In fact, they have nothing to do with anything — unless it is to prove that nothing about Thomas and his initial accuser, Anita Hill, makes any sense. Her charges fell somewhat short of blatant, coercive, sexual harassment — or, if they didn’t, then why did she follow her abuser, Thomas, from one job to the next? A black, female Yale Law School graduate was not lacking in employment opportunities.
I long ago despaired of getting to the bottom of this case, and I long ago gave up wanting to. I concluded that Thomas as the product of a very small town — the aptly- named Pin Point, Ga. — who was the lone African American in a school full of whites, a racially-isolated kid who lacked the normal interactions and did not learn the requisite social graces. As for Hill, she, too, lacked a certain sophistication or judgment. If she was perplexed by him, he was perplexed by her.

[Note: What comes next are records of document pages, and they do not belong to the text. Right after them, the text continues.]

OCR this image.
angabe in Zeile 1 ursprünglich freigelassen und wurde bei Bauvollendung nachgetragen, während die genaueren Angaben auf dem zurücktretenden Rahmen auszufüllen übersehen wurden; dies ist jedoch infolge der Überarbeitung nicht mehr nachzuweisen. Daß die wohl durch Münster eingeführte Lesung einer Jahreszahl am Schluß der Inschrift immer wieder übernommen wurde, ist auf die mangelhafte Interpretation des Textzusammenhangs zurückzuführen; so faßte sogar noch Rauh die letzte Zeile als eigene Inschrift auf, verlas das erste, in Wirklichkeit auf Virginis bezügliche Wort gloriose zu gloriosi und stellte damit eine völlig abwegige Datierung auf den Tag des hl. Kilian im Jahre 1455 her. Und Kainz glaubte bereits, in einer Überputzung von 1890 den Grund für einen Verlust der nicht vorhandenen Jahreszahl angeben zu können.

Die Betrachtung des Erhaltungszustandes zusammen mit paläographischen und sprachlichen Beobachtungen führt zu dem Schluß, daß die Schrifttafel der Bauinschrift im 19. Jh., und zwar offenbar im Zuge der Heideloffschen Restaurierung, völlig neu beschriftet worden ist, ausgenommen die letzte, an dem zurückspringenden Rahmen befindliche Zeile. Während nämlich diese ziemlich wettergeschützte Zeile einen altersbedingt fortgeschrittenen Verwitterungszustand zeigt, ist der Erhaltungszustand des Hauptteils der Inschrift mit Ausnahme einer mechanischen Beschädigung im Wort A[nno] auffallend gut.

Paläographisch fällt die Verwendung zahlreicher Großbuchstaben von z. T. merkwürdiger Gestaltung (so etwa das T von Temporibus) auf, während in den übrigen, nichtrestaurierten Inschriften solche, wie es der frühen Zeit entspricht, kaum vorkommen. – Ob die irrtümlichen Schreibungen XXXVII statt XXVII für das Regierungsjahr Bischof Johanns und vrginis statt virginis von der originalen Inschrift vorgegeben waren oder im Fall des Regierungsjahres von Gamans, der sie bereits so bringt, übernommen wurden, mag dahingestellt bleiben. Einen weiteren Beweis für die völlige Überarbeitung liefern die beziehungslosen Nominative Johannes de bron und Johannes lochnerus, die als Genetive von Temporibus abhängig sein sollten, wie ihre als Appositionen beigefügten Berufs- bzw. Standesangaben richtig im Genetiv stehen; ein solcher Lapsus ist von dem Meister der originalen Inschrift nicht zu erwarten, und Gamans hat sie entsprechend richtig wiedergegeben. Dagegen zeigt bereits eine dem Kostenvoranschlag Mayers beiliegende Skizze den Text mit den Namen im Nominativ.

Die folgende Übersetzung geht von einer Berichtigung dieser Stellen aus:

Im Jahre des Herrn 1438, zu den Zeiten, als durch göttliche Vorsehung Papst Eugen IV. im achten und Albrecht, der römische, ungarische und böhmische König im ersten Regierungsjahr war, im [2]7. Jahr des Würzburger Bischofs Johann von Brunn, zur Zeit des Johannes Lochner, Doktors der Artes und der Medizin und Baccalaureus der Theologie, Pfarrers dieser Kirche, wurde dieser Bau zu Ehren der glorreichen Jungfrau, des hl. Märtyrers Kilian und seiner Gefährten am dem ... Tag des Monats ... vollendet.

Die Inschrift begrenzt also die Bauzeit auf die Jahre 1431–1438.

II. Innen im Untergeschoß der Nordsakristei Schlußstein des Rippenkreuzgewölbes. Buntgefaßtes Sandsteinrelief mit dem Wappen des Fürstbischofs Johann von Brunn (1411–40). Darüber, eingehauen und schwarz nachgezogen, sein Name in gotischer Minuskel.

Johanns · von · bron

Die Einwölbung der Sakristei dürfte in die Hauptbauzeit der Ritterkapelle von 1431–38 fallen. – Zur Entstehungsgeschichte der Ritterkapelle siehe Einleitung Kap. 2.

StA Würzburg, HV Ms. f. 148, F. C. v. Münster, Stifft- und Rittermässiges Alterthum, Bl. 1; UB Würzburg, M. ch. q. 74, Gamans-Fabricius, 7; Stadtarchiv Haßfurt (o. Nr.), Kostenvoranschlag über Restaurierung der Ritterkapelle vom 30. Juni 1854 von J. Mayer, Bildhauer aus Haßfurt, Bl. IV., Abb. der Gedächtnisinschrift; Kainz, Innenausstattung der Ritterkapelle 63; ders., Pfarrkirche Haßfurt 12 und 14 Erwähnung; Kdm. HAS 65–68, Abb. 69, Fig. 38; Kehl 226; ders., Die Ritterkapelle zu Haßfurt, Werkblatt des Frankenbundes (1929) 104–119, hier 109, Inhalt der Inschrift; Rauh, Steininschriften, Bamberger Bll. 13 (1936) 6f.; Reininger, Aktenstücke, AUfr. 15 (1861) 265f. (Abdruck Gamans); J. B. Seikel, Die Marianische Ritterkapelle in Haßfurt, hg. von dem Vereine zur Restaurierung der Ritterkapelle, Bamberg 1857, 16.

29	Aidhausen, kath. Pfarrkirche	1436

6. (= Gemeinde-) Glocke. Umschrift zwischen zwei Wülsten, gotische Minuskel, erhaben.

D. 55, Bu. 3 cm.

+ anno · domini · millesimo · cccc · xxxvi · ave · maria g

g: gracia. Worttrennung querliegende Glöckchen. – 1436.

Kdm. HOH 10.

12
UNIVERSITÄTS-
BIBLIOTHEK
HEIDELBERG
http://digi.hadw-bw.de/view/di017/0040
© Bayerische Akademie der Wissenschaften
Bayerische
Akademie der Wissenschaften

Let us dispense with the boilerplate denunciation of O’Reilly as an alleged pig and even more boilerplate about him being the all-powerful man and Mackris being the totally powerless woman. All of that could be true. It also seems true, though, that Mackris either skipped classes in common sense when she was at Columbia University’s Graduate School of Journalism or was playing O’Reilly like the proverbial violin.
Whether Mackris was aware of her power is impossible for me to say. But I can say that she never went to Fox’s human resources department to complain about O’Reilly. She never seemed to realize that by not complaining and, more specifically, by going to dinner with him, to his hotel room and then, upon returning to Fox News, accepting assignments and a salary increase not given to others, she was hardly telling O’Reilly that she found his behavior thoroughly repugnant, as she says in her lawsuit. I almost pity O’Reilly. Off camera, he must be a bit slow.
(…) (I)t was a young female television producer who suggested I write about this because, if I may paraphrase, lawsuits such as Mackris’s infantilize women. They portray women totally as victims, without recourse or remedy at their disposal. It insults common sense. It rewrites nature.
I can understand the rage of women subjected to the sort of sewer O’Reilly allegedly opened up on Mackris. If he did it, it is wrong — just plain wrong. But it is also wrong for a woman to be even a bit complicit and then act as if she played no role whatsoever in the oldest game known to mankind. I can appreciate that Mackris was in an awful bear hug. But she screamed for help a bit late in the game.”
Shorter Cohen: She was asking for it. They’re all asking for it.